Comme Perrette sur le chemin de la ville, vient-il de trébucher ? Car, s’il fallait que Stephen Harper soit renversé fin janvier, « adieu veau, vache, cochon, couvée ». La course à la succession de Harper se tiendrait immédiatement, et Bernard Lord, disponible, pourrait y participer, alors que Jean Charest se trouverait immobilisé, les mains liés au poste de premier ministre du Québec qu’il vient de se faire donner. S’il est majoritaire, la situation est pire encore, car il ne peut manoeuvrer pour se faire renverser.

Cette théorie — car c’en est une — expliquerait pourquoi M. Charest était tétanisé devant l’énoncé économique de Stephen Harper, refusant de se joindre au choeur des critiques. Il y a tout de même une limite, a-t-il sans doute songé, à critiquer le chef d’un parti qu’on voudra un jour (re)diriger. Il faut dire que M. Charest avait déjà beaucoup donné dans la critique, plus tôt cet automne.

Le chef libéral québécois est donc confronté à un cruel dilemme. Il se peut qu’il soit réélu lundi et que cette élection, qu’il avait tant voulue, l’empêche de briguer le poste qu’il convoite vraiment. On comprend qu’il ne puisse plus reculer. C’est pourquoi la charité des électeurs est son seul recours. En ces temps de guignolée, il nous faut être solidaires lundi et lui rendre un grand service collectif. Libéré des libéraux, donc du poste de premier ministre du Québec, il pourra se consacrer enfin au rêve de sa vie. On lui doit bien ça.

Ce contenu a été publié dans campagne 2008, Parti libéral du Québec par Jean-François Lisée. Mettez-le en favori avec son permalien.

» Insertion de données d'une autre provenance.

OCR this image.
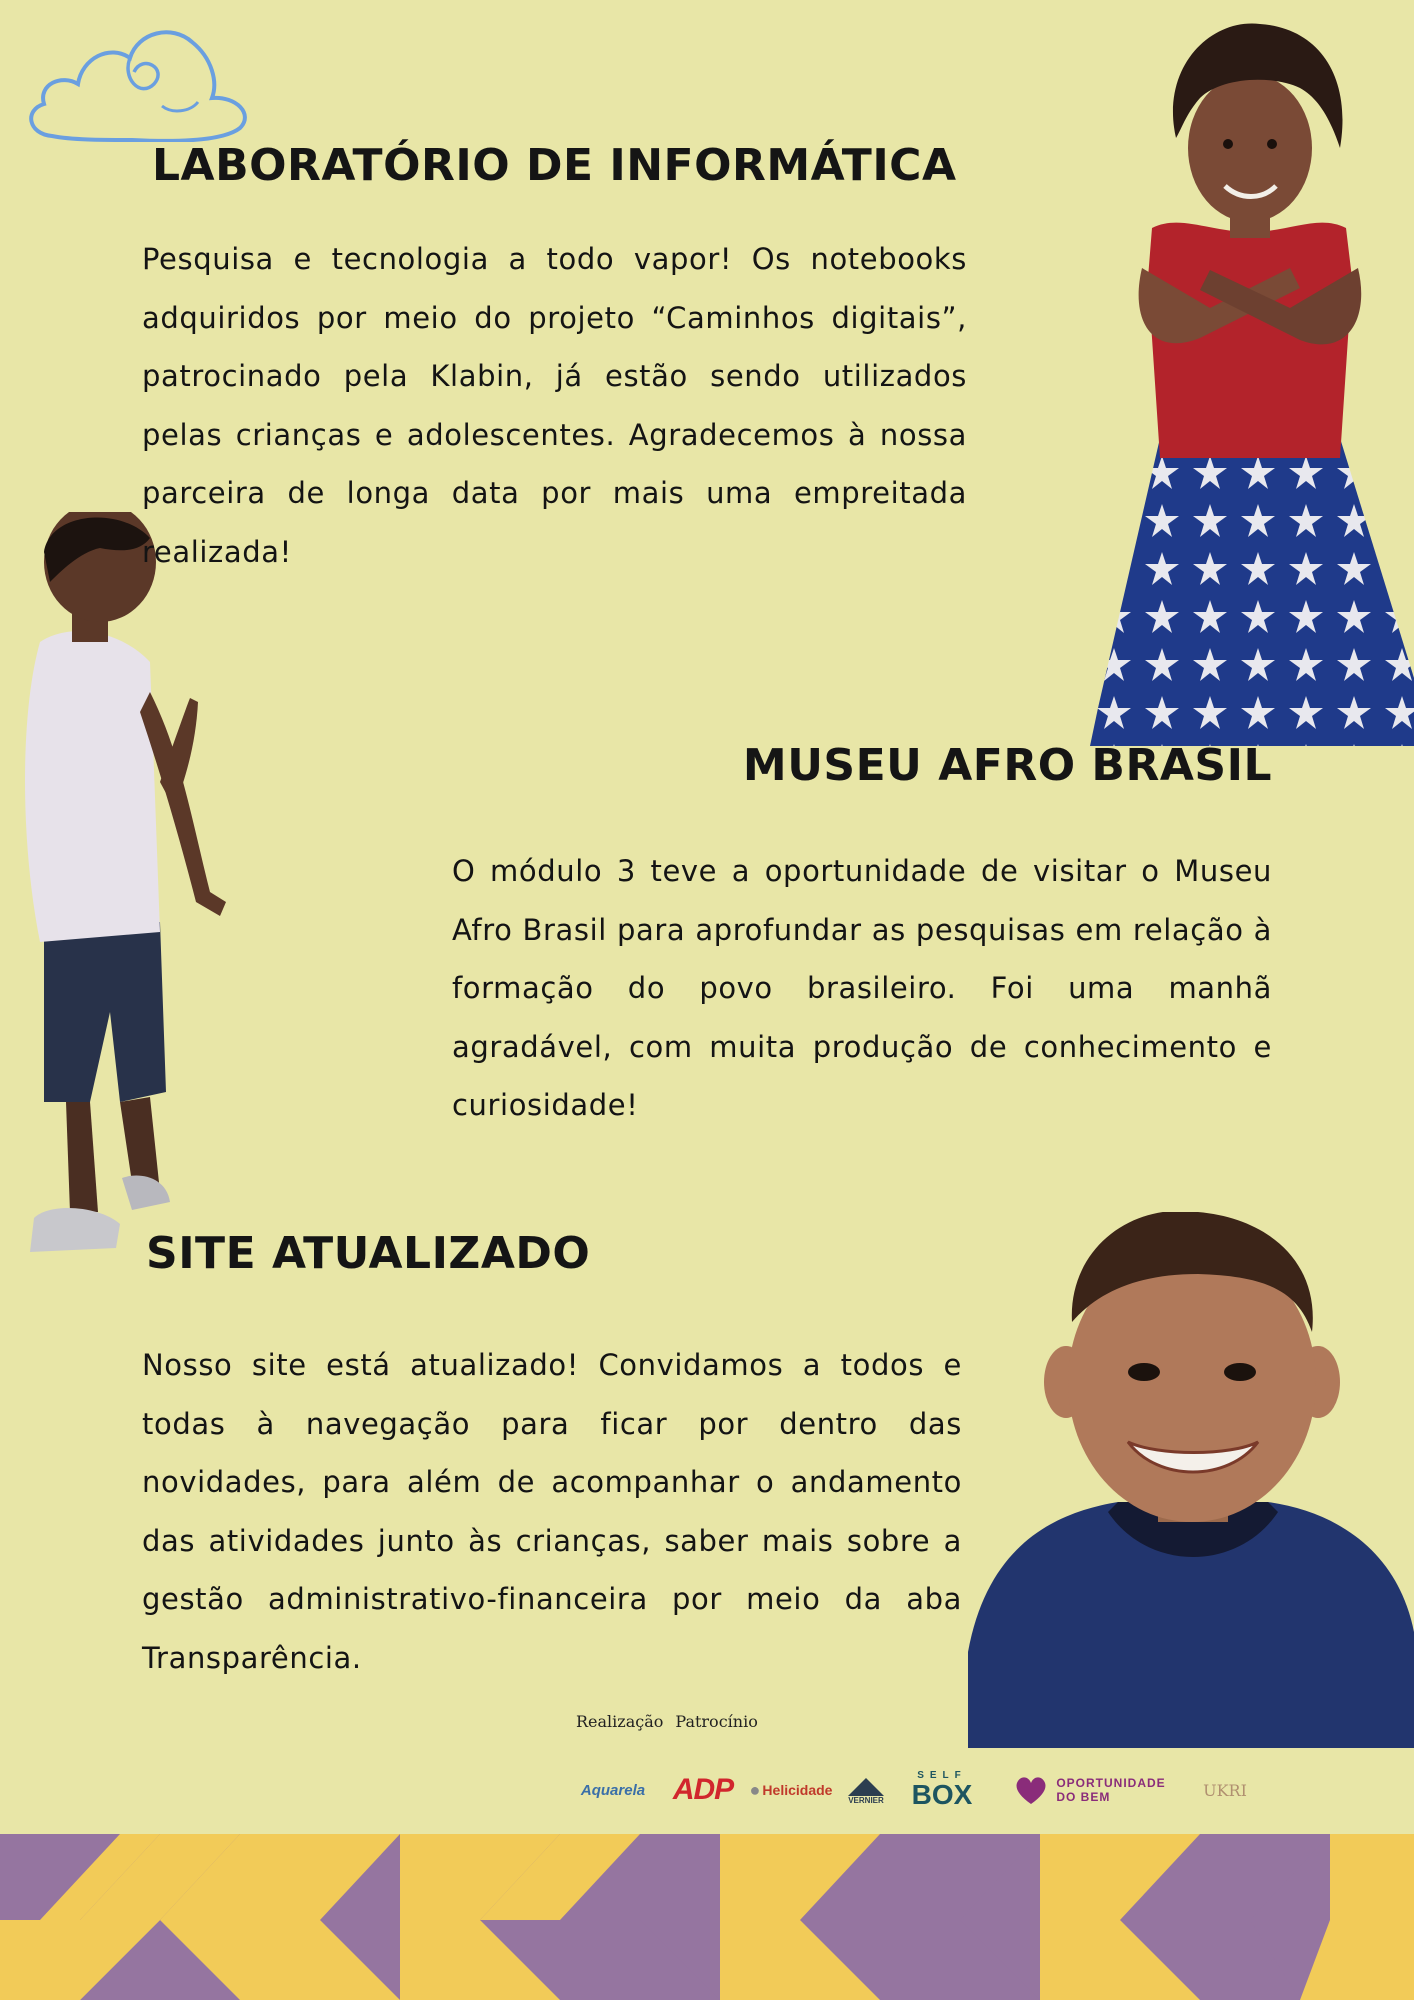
LABORATÓRIO DE INFORMÁTICA

Pesquisa e tecnologia a todo vapor! Os notebooks adquiridos por meio do projeto “Caminhos digitais”, patrocinado pela Klabin, já estão sendo utilizados pelas crianças e adolescentes. Agradecemos à nossa parceira de longa data por mais uma empreitada realizada!

MUSEU AFRO BRASIL

O módulo 3 teve a oportunidade de visitar o Museu Afro Brasil para aprofundar as pesquisas em relação à formação do povo brasileiro. Foi uma manhã agradável, com muita produção de conhecimento e curiosidade!

SITE ATUALIZADO

Nosso site está atualizado! Convidamos a todos e todas à navegação para ficar por dentro das novidades, para além de acompanhar o andamento das atividades junto às crianças, saber mais sobre a gestão administrativo-financeira por meio da aba Transparência.

Realização Patrocínio
Aquarela ADP ● Helicidade
VERNIER
SELF
BOX	OPORTUNIDADE
DO BEM	UKRI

À propos de Jean-François Lisée

Il avait 14 ans, dans sa ville natale de Thetford Mines, quand Jean-François Lisée est devenu membre du Parti québécois, puis qu’il est devenu – écoutez-bien – adjoint à l’attaché de presse de l’exécutif du PQ du comté de Frontenac ! Son père était entrepreneur et il possédait une voiture Buick. Le détail est important car cela lui a valu de conduire les conférenciers fédéralistes à Thetford et dans la région lors du référendum de 1980. S’il mettait la radio locale dans la voiture, ses passagers pouvaient entendre la mère de Jean-François faire des publicités pour « les femmes de Thetford Mines pour le Oui » ! Il y avait une bonne ambiance dans la famille. Thetford mines est aussi un haut lieu du syndicalisme et, à cause de l’amiante, des luttes pour la santé des travailleurs. Ce que Jean-François a pu constater lorsque, un été, sa tâche était de balayer de la poussière d’amiante dans l’usine. La passion de Jean-François pour l’indépendance du Québec et pour la justice sociale ont pris racine là, dans son adolescence thetfordoise. Elle s’est déployée ensuite dans son travail de journalisme, puis de conseiller de Jacques Parizeau et de Lucien Bouchard, de ministre de la métropole et dans ses écrits pour une gauche efficace et contre une droite qu’il veut mettre KO. Élu député de Rosemont en 2012, il s'est battu pour les dossiers de l’Est de Montréal en transport, en santé, en habitation. Dans son rôle de critique de l’opposition, il a donné une voix aux Québécois les plus vulnérables, aux handicapés, aux itinérants, il a défendu les fugueuses, les familles d’accueil, tout le réseau communautaire. Il fut chef du Parti Québécois de l'automne 2016 à l'automne 2018. Il est à nouveau citoyen engagé, favorable à l'indépendance, à l'écologie, au français, à l'égalité des chances et à la bonne humeur !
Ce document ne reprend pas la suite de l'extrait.